一人、秋風に感じて琴をかきならせば、その音にさえ、どうしてはかなく、あなたのことが恋しく思えるのだろう、という歌。 「秋の風に乗って聞こえてくる(誰かが)かきならす琴の音に」というようにもとれるが、本居宣長が「古今和歌集遠鏡」の中で 「自身ト引ナラス琴ノ声ノ」と訳しているように、自分が琴を弾くと見た方が自然であるような気がする。

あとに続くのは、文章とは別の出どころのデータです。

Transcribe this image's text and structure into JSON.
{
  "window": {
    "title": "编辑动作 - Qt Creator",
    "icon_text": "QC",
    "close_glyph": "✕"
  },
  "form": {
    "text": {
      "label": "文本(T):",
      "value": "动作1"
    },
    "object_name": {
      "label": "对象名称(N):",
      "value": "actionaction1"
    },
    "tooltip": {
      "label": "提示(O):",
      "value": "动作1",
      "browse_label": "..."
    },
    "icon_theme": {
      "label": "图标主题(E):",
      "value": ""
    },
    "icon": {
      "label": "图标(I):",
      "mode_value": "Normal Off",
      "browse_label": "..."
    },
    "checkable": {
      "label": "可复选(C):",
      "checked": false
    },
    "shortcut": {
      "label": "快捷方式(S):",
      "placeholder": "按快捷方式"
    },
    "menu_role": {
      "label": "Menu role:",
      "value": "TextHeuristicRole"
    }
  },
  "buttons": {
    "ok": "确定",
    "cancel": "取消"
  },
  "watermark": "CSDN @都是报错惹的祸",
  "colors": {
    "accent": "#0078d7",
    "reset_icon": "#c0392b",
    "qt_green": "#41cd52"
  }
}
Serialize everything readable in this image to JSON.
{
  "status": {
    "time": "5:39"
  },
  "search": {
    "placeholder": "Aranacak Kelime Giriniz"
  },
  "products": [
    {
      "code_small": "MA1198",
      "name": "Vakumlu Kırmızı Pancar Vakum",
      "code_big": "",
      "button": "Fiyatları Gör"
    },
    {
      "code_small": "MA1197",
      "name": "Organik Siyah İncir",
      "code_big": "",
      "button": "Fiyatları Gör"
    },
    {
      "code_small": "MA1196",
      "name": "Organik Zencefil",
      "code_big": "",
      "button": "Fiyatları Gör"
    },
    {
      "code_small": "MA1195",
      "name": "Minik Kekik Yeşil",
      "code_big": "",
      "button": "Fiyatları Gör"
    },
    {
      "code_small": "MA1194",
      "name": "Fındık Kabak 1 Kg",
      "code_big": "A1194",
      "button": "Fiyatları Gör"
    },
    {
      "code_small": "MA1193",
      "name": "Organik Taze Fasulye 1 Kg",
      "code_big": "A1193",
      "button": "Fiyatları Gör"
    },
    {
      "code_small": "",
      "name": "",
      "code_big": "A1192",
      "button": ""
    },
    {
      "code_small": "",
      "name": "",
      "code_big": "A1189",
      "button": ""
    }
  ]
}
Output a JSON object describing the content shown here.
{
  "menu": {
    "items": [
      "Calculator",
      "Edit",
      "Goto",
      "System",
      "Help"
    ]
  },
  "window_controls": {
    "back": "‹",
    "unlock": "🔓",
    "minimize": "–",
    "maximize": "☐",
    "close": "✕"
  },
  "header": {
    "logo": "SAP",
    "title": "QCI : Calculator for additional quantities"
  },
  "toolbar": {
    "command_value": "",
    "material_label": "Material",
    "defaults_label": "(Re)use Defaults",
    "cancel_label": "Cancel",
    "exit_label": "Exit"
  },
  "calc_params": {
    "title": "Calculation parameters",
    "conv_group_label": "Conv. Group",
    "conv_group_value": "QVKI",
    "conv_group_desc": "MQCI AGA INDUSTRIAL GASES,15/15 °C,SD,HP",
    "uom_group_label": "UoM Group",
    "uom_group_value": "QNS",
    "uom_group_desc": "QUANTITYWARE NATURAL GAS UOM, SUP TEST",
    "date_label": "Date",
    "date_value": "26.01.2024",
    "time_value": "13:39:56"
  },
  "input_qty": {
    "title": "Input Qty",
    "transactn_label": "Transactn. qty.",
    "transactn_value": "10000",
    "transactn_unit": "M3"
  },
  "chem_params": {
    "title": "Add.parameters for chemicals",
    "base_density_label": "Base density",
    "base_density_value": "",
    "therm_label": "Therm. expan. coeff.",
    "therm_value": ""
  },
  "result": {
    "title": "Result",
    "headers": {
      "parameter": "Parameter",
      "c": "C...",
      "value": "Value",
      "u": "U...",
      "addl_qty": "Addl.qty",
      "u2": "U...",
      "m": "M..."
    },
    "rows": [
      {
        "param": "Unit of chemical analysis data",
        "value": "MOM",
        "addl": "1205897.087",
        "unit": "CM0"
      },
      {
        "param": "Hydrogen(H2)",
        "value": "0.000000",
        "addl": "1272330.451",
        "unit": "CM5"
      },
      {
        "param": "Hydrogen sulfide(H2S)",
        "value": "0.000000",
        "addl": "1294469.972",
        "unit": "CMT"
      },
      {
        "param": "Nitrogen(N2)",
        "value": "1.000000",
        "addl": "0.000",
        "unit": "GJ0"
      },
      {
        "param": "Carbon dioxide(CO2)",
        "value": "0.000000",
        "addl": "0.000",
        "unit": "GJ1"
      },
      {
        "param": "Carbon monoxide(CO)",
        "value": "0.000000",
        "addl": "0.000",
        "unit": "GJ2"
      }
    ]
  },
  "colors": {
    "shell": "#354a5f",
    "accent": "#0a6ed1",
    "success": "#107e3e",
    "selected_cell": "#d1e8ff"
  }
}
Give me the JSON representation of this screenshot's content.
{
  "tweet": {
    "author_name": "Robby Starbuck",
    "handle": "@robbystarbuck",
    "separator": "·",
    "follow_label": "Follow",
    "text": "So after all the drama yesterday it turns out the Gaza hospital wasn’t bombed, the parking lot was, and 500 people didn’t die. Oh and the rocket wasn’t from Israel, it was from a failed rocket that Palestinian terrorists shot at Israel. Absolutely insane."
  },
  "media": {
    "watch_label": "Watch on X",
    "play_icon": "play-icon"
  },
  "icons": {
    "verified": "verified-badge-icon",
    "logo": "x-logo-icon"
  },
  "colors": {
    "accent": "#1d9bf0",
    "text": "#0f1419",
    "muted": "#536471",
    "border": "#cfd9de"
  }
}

  ここでの 「琴(こと)」は、現在の 「琴」ではなく、五弦あるいは七弦の 「琴(キン)」であろう。それを秋風に合わせて弾くということは文人の嗜みであり、その幽妙な音色は、本来心を静めるためのものだが、それを聞いてさえ、相手のことが思われると詠っている。忠岑がそれを弾きこなせたかどうかは不明だが、1003番の「古歌にくはへてたてまつれる長歌」で中国の故事を引いていることもあるので、一つのポーズであるとも見える。本音としては、次の素性法師の歌のように 「秋風」によって寂しさが増すということなのだろう。

 
555   
   秋風の   身に寒ければ  つれもなき  人をぞたのむ  暮るる夜ごとに
     
        また、この歌の「琴の声」の「声」は「楽器の音色」ということで、「秋風」と「声」を使っている歌としては、360番に「住の江の 松を秋風 吹くからに」という躬恒の歌がある。 「秋風」を詠った歌の一覧は 85番の歌のページを参照。

  「さへ」を使った歌の一覧は 122番の歌のページを、「はかなし」という言葉を使った歌の一覧については 132番の歌のページを参照。